Penale

Assonime: holding a rischio di stretta penale

I punti critici della sentenza di Firenze con la condanna dell’ex ad di Fs

di Giovanni Negri

La responsabilità penale dell’amministratore delegato di una holding non può essere estesa sino al punto da comprendere tutti i reati commessi nelle controllate. È forte la preoccupazione di Assonime, espressa in una lunga analisi diffusa il 15 ottobre, se la linea espressa dalla corte d’appello di firenze che, un anno fa, ha condannato a 7 anni di carcere l’allora ad di Fs Mauro Moretti per la strage di Viareggio nella quale persero la vita 32 persone, venisse confermata e diffusa negli uffici giudiziari.

La responsabilità

A differenza dei giudici di primo grado, quelli del tribunale di appello di Firenze hanno stabilito che una «forte interferenza» nella gestione delle società controllate da parte della holding, attraverso una serie di atti di indirizzo e controllo, ha determinato l’assunzione in capo a quest’ultima e ai suoi vertici di una “posizione di garanzia” (modellata sull’articolo 40 comma 2 del Codice penale) che attribuisce una precisa responsabilità penale a chi, in possesso di precisi poteri giuridici, avrebbe potuto evitare un evento dannoso se li avesse esercitati.

L’estensione

Ora, ricordato anche che la grande parte delle società di dimensioni medio gradi è organizzata in forma di gruppo, per Assonime sarebbe grave attribuire ai vertici della holding capogruppo una responsabilità per tutti gli illeciti che si manifestino a valle, a meno che non si sia in presenza di situazioni patologiche e fraudolente. Una previsione di questo genere sarebbe in contrasto con l’assetto dei controlli societari che stabiliscono un collegamento necessario tra potere effettivo e responsabilità della gestione di un’area di rischio.

Assonime mette in evidenza come se si riconosce che l’amministratore della capogruppo esercita in concreto i poteri tipici dell’attività di direzione e coordinamento, di conseguenza non si può attribuirgli una responsabilità per omissione delle condotte contestate agli amministratori delle società controllate. «Il contrario assunto della Corte d'appello conduce, infatti, all’affermazione di una generalizzata presunzione di conoscenza e di partecipazione a tutti gli illeciti commessi nel gruppo da parte degli amministratori della capogruppo, che contrasta con il principio costituzionale della personalità della responsabilità penale».

I punti critici

E allora, un primo limite della pronuncia, sottolinea Assonime, riguarda «l’avere ricondotto gli indici tipici del legittimo esercizio dell’attività di direzione e coordinamento ad una situazione di amministrazione di fatto, da cui derivare la responsabilità dell’amministratore delegato della società capogruppo».

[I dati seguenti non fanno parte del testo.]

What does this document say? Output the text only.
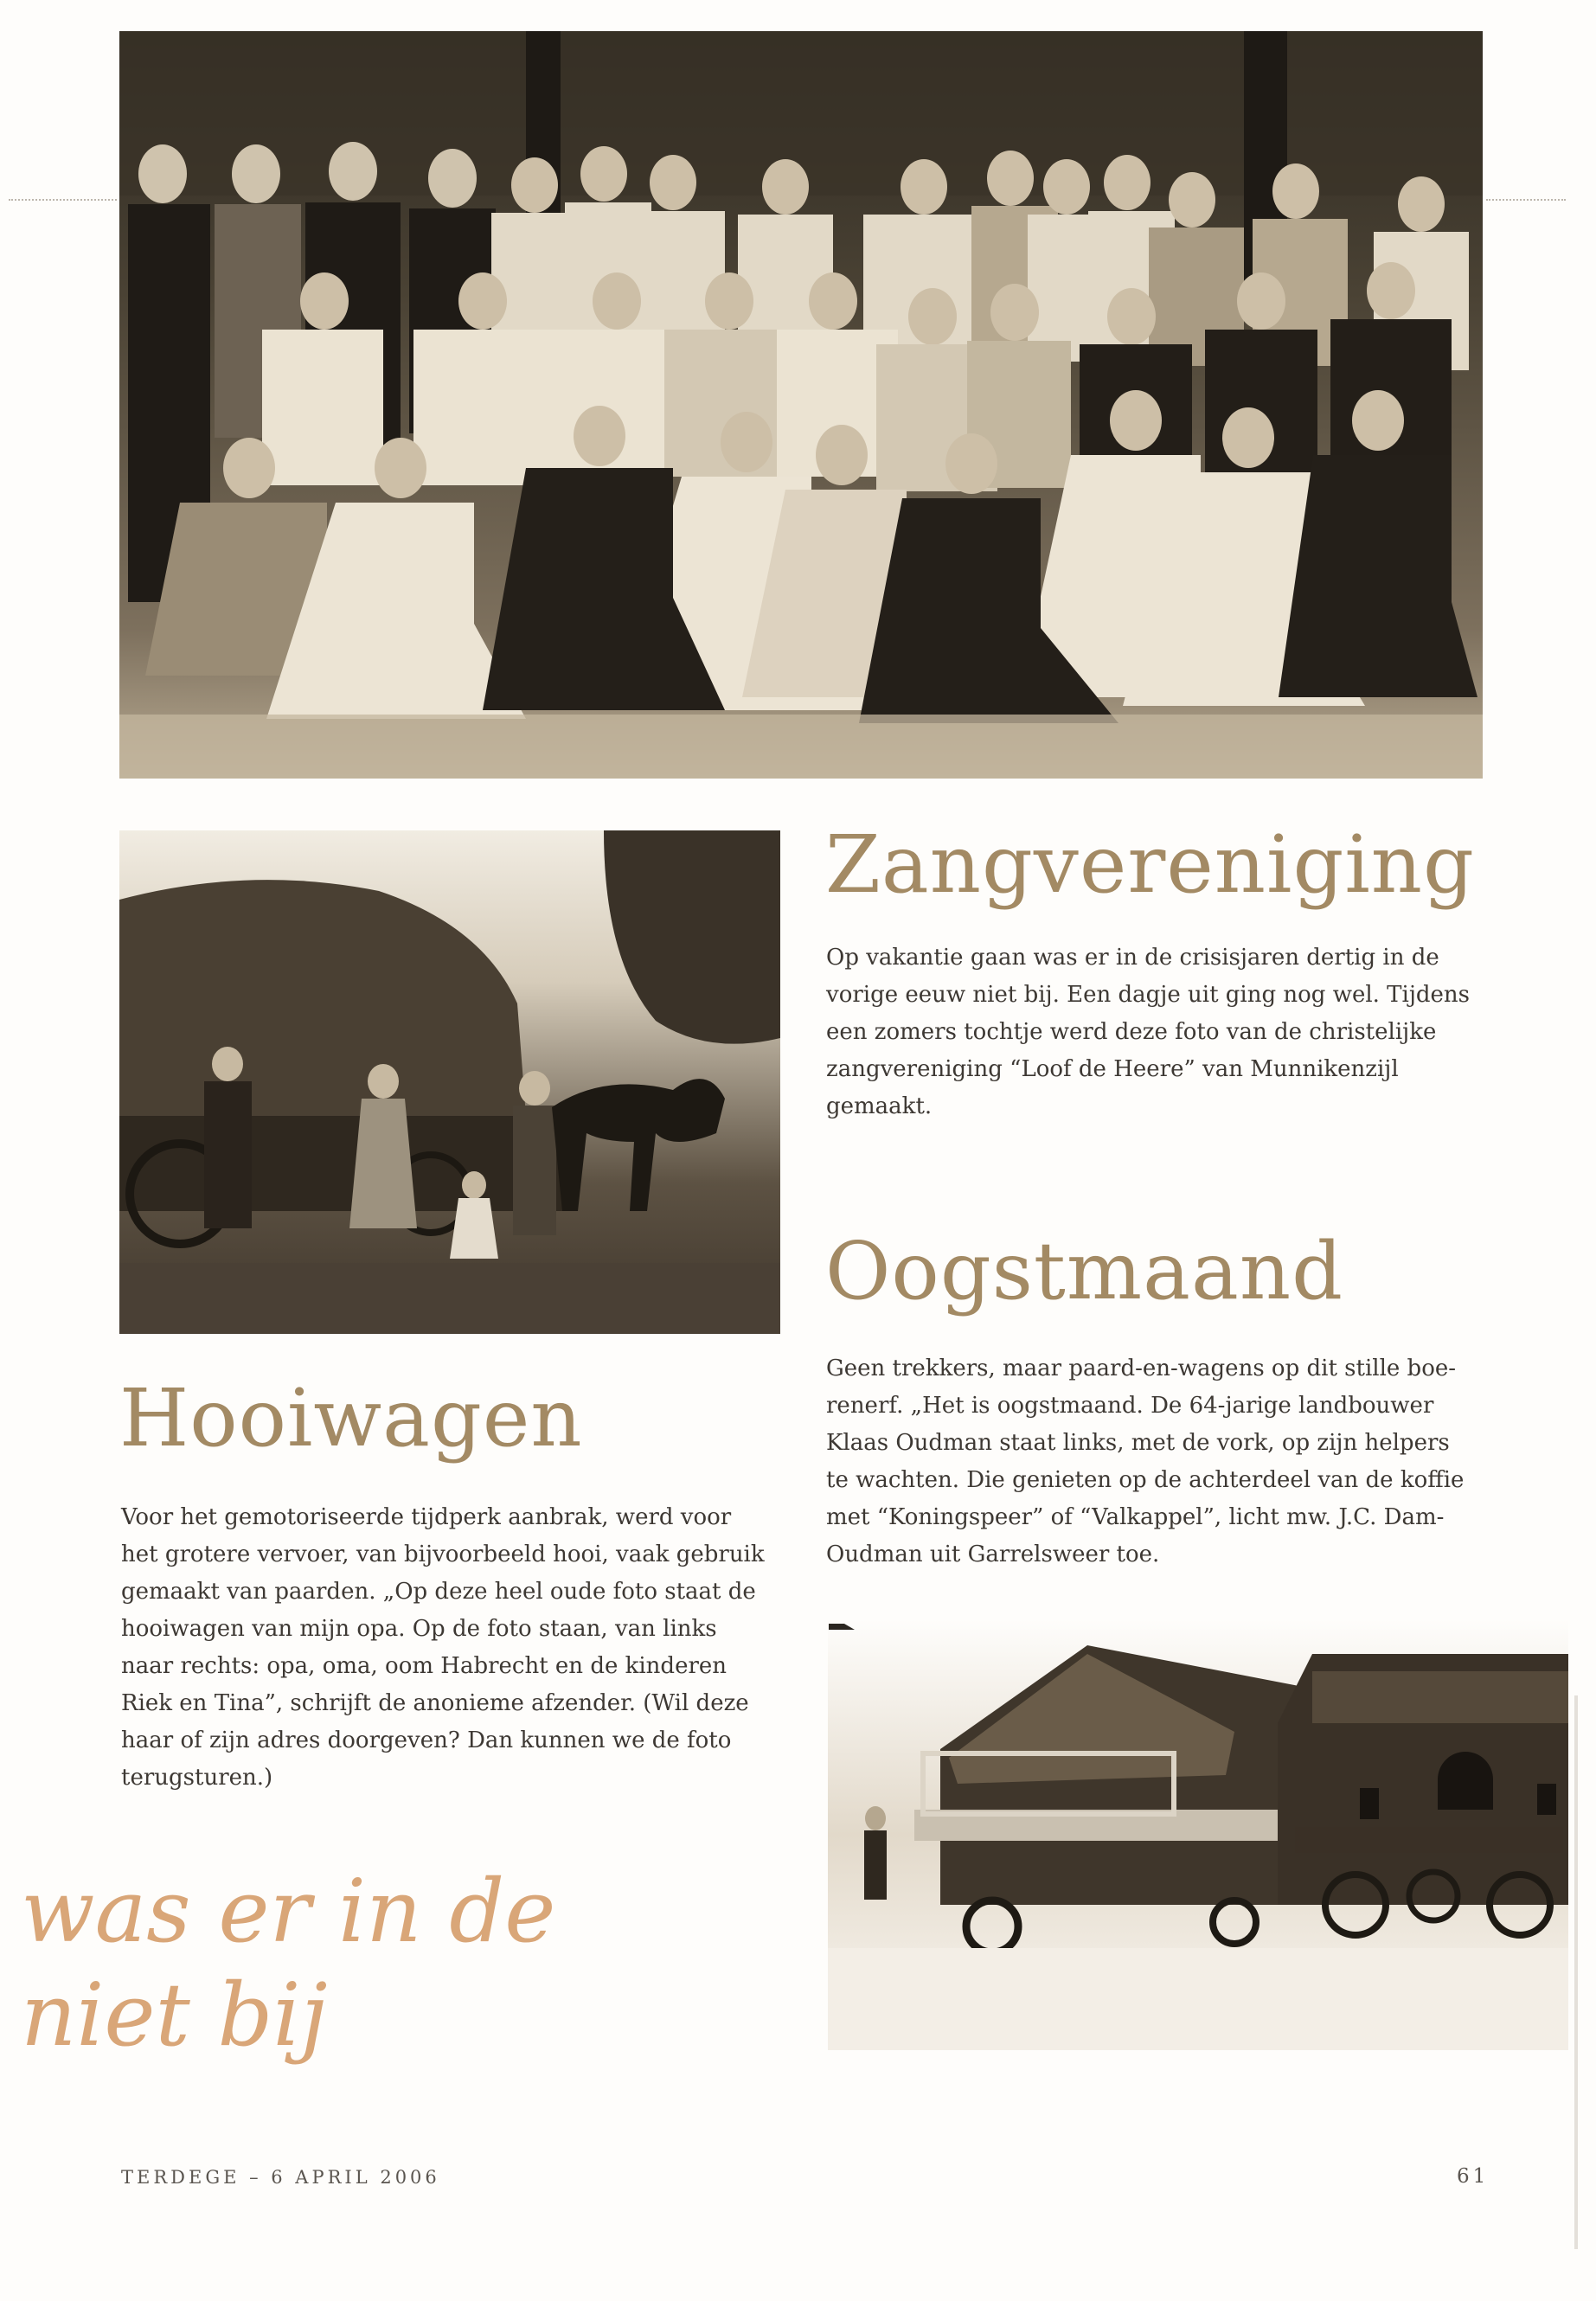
Zangvereniging
Op vakantie gaan was er in de crisisjaren dertig in de
vorige eeuw niet bij. Een dagje uit ging nog wel. Tijdens
een zomers tochtje werd deze foto van de christelijke
zangvereniging “Loof de Heere” van Munnikenzijl
gemaakt.
Oogstmaand
Geen trekkers, maar paard-en-wagens op dit stille boe-
renerf. „Het is oogstmaand. De 64-jarige landbouwer
Klaas Oudman staat links, met de vork, op zijn helpers
te wachten. Die genieten op de achterdeel van de koffie
met “Koningspeer” of “Valkappel”, licht mw. J.C. Dam-
Oudman uit Garrelsweer toe.
Hooiwagen
Voor het gemotoriseerde tijdperk aanbrak, werd voor
het grotere vervoer, van bijvoorbeeld hooi, vaak gebruik
gemaakt van paarden. „Op deze heel oude foto staat de
hooiwagen van mijn opa. Op de foto staan, van links
naar rechts: opa, oma, oom Habrecht en de kinderen
Riek en Tina”, schrijft de anonieme afzender. (Wil deze
haar of zijn adres doorgeven? Dan kunnen we de foto
terugsturen.)
was er in de
niet bij
TERDEGE – 6 APRIL 2006	61
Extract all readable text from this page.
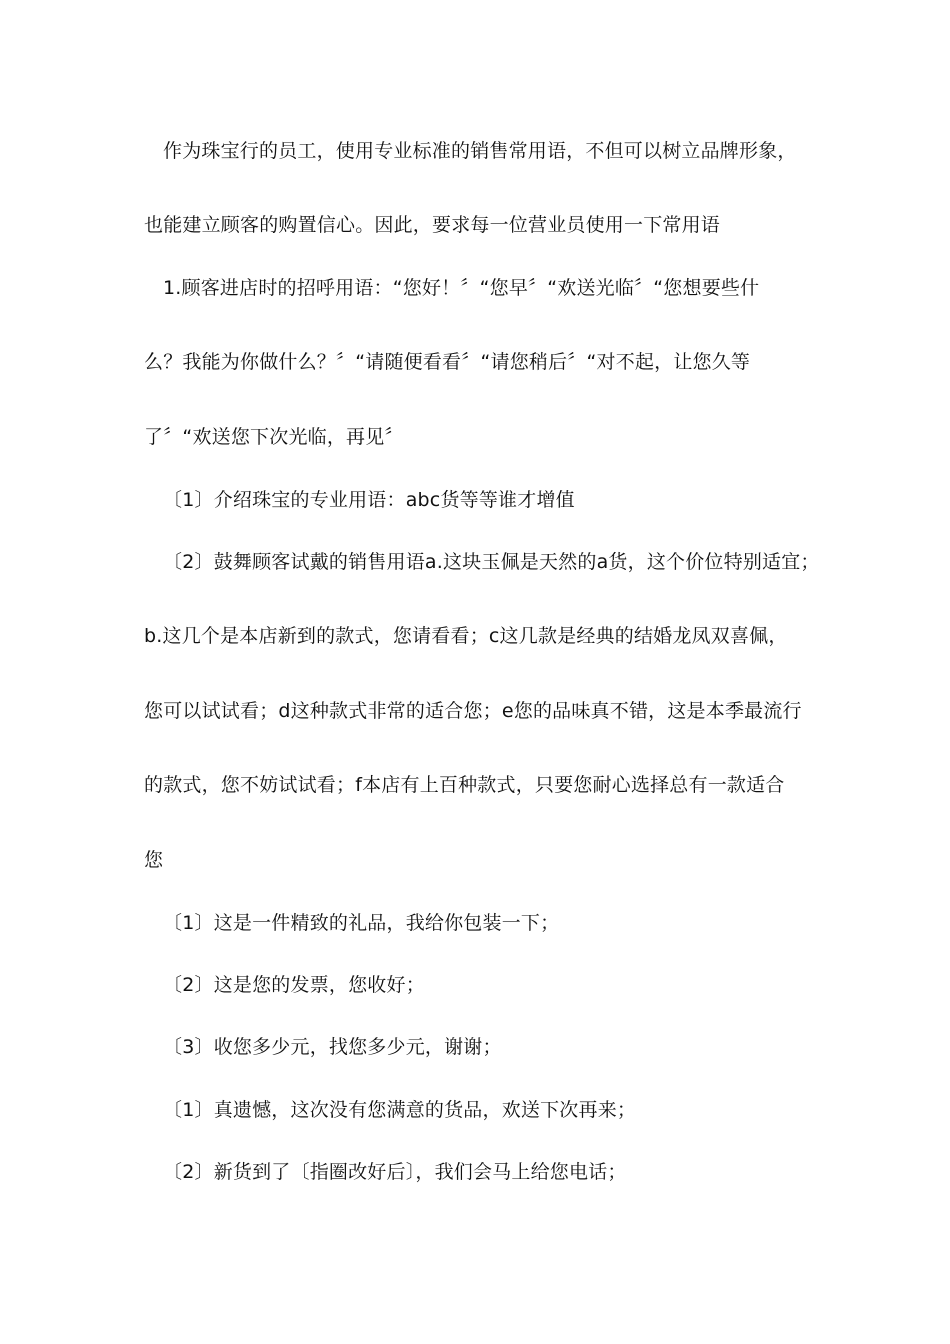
作为珠宝行的员工，使用专业标准的销售常用语，不但可以树立品牌形象，
也能建立顾客的购置信心。因此，要求每一位营业员使用一下常用语
1.顾客进店时的招呼用语：“您好！〞“您早〞“欢送光临〞“您想要些什
么？我能为你做什么？〞“请随便看看〞“请您稍后〞“对不起，让您久等
了〞“欢送您下次光临，再见〞
〔1〕介绍珠宝的专业用语：abc货等等谁才增值
〔2〕鼓舞顾客试戴的销售用语a.这块玉佩是天然的a货，这个价位特别适宜；
b.这几个是本店新到的款式，您请看看；c这几款是经典的结婚龙凤双喜佩，
您可以试试看；d这种款式非常的适合您；e您的品味真不错，这是本季最流行
的款式，您不妨试试看；f本店有上百种款式，只要您耐心选择总有一款适合
您
〔1〕这是一件精致的礼品，我给你包装一下；
〔2〕这是您的发票，您收好；
〔3〕收您多少元，找您多少元，谢谢；
〔1〕真遗憾，这次没有您满意的货品，欢送下次再来；
〔2〕新货到了〔指圈改好后〕，我们会马上给您电话；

Inoltre, una seconda seconda incongruenza nel ragionamento dei giudici fiorentini va individuata «nella ricostruzione delle posizioni di garanzia in capo all’amministratore delegato della capogruppo, sulla base di un asserito ruolo di amministratore di fatto delle società controllate, non supportato da coerenti presupposti giuridici come richiesti, da dottrina e giurisprudenza, per aversi tale qualifica».